De acordo com a teoria freudiana, uma parte importante do processo de desenvolvimento é aprender a se identificar com o pai do mesmo sexo. Durante as fases da teoria do desenvolvimento psicossexual de Freud, a energia libidinal está focada em diferentes zonas erógenas do corpo da criança.

Se algo der errado durante qualquer uma destas fases, uma fixação nesse ponto do desenvolvimento pode ocorrer. Tais fixações, de acordo com Freud, muitas vezes levam a ansiedade e desempenham um papel na neurose e comportamentos desajustados na idade adulta.

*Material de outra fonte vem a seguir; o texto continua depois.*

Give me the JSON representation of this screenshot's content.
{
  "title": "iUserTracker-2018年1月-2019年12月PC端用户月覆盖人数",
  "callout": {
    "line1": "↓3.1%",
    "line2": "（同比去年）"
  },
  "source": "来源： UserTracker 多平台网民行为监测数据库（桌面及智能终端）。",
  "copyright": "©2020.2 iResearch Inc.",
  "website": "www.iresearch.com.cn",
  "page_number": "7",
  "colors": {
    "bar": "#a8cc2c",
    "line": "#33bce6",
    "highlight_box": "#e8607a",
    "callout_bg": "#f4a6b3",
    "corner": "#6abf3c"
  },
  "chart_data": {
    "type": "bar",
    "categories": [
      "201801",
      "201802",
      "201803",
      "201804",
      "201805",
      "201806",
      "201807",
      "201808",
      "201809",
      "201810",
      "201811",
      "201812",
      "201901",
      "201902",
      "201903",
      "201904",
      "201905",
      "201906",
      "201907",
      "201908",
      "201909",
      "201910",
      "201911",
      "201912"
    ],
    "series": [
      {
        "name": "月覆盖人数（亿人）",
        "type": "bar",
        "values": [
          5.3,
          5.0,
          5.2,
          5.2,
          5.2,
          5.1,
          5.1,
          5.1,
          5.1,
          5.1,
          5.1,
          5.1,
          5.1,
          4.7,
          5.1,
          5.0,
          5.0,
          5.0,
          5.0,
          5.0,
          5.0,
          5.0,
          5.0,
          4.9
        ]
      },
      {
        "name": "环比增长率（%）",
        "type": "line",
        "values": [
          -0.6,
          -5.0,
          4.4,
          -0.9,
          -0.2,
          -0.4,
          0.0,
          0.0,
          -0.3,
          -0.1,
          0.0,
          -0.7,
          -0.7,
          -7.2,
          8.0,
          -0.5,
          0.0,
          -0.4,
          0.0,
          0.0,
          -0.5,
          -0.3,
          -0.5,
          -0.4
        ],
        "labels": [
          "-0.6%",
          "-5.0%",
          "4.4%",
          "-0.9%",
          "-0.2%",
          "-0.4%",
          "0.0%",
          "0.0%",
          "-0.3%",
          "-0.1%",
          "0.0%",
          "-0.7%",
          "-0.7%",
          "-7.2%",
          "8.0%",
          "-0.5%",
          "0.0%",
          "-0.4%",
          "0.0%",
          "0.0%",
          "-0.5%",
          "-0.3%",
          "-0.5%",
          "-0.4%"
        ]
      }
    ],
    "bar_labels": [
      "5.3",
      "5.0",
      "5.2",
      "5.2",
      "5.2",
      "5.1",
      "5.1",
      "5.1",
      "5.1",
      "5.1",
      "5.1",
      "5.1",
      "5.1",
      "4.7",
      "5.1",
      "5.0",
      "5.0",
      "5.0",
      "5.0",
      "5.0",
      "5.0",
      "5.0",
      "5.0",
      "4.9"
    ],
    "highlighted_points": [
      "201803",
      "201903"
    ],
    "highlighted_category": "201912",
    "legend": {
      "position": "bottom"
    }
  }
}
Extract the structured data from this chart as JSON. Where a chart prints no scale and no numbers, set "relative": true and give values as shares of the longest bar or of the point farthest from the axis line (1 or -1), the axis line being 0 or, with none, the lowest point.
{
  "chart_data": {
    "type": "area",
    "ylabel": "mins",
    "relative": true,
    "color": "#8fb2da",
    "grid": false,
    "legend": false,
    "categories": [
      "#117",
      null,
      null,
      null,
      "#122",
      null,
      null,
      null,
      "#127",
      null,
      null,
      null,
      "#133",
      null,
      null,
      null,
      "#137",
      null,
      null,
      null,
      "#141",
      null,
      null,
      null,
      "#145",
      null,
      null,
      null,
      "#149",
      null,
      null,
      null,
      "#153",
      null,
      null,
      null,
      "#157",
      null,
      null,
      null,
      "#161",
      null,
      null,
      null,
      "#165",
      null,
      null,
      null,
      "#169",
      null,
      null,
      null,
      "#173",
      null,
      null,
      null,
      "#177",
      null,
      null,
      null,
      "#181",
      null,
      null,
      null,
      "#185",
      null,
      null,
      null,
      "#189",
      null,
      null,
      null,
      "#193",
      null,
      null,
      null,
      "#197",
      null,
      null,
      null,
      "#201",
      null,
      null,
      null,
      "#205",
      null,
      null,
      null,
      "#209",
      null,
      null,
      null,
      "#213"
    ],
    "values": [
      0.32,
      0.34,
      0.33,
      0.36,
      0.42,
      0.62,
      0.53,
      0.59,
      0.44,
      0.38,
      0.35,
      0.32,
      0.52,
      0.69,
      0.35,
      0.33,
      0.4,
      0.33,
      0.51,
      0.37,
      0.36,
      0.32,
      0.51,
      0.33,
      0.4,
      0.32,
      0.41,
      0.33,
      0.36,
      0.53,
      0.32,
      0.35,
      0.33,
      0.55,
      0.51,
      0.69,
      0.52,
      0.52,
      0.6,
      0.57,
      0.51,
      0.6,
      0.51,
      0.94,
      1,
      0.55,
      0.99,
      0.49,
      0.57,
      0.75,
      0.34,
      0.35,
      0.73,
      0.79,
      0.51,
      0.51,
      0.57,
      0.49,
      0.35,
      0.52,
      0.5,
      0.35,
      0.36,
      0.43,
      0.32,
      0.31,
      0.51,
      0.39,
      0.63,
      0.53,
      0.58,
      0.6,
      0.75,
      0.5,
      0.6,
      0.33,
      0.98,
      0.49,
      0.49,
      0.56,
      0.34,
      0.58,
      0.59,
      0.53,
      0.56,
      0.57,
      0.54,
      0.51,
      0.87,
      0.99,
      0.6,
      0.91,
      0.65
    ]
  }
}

Freud descreveu o complexo de Édipo como o desejo de um menino por sua mãe e competição com o pai. O menino possui um desejo inconsciente de substituir seu pai como parceiro sexual de sua mãe, levando assim a uma rivalidade entre pai e filho.

Ao mesmo tempo, porém, o menino também tem um medo que seu pai descubra esses desejos e castre-o. Para resolver essa ansiedade conhecida como angústia de castração, o menino começa a se identificar com seu pai e desenvolver um desejo de ser mais parecido com ele. Freud acreditava que é este processo que leva as crianças a aceitar seus papéis de gênero, ao desenvolvimento e compreensão de sua própria sexualidade e até mesmo a formar um senso de moralidade.

Um Breve Histórico do Complexo de Electra

O próprio termo Complexo de Electra é derivado do mito grego de Electra e seu irmão Orestes, que planejaram a morte de sua mãe para se vingar do assassinato de seu pai. Freud desenvolveu as ideias subjacentes do complexo, embora ele não tenha denominado como tal. Freud se refere à tendência de uma menina de conflito com sua mãe por posse de seu pai como a atitude de Édipo feminino ou o complexo de Édipo negativo.

Freud e Jung eram colegas e amigos próximos, mas Jung ficou cada vez mais insatisfeito com certos aspectos das teorias de Freud. Ele sentiu que Freud enfatizou o papel da sexualidade como motivador no comportamento humano. Eventualmente, Jung renunciou a sua filiação psicanalítica. Foi Jung, que passou a chamar a atitude de Édipo feminino de Freud de complexo de Electra.

A história de Freud e Jung

Mecanismos de Defesa e o Complexo de Electra

Mecanismos de defesa desempenham um papel na resolução do complexo de Electra. É o ID primitivo que exige da criança possuir a mãe e competir com o pai. Para resolver o conflito, esses impulsos e desejos devem primeiro ser reprimidos da memória consciente. Durante a parte seguinte do processo, ocorre identificação. A menina começa a identificar-se com sua mãe e incorporar muitas das mesmas características de personalidade em seu ego. Este processo também permite que a menina internalize a moralidade de sua mãe em seu superego, que em última análise dirige-a a seguir as regras de seus pais e da sociedade.


Referências

Freud, S. (1962). Three Essays on the Theory of Sexuality. (n.p.): Basic Books.

Jung, C. G. (1913). The theory of psychoanalysis, Psychoanalytic Review, 1, 1-40.

Scott, J. (2005). Electra after Freud: Myth and culture. Cornell Studies in the History of Psychiatry. Ithaca: Cornell University Press.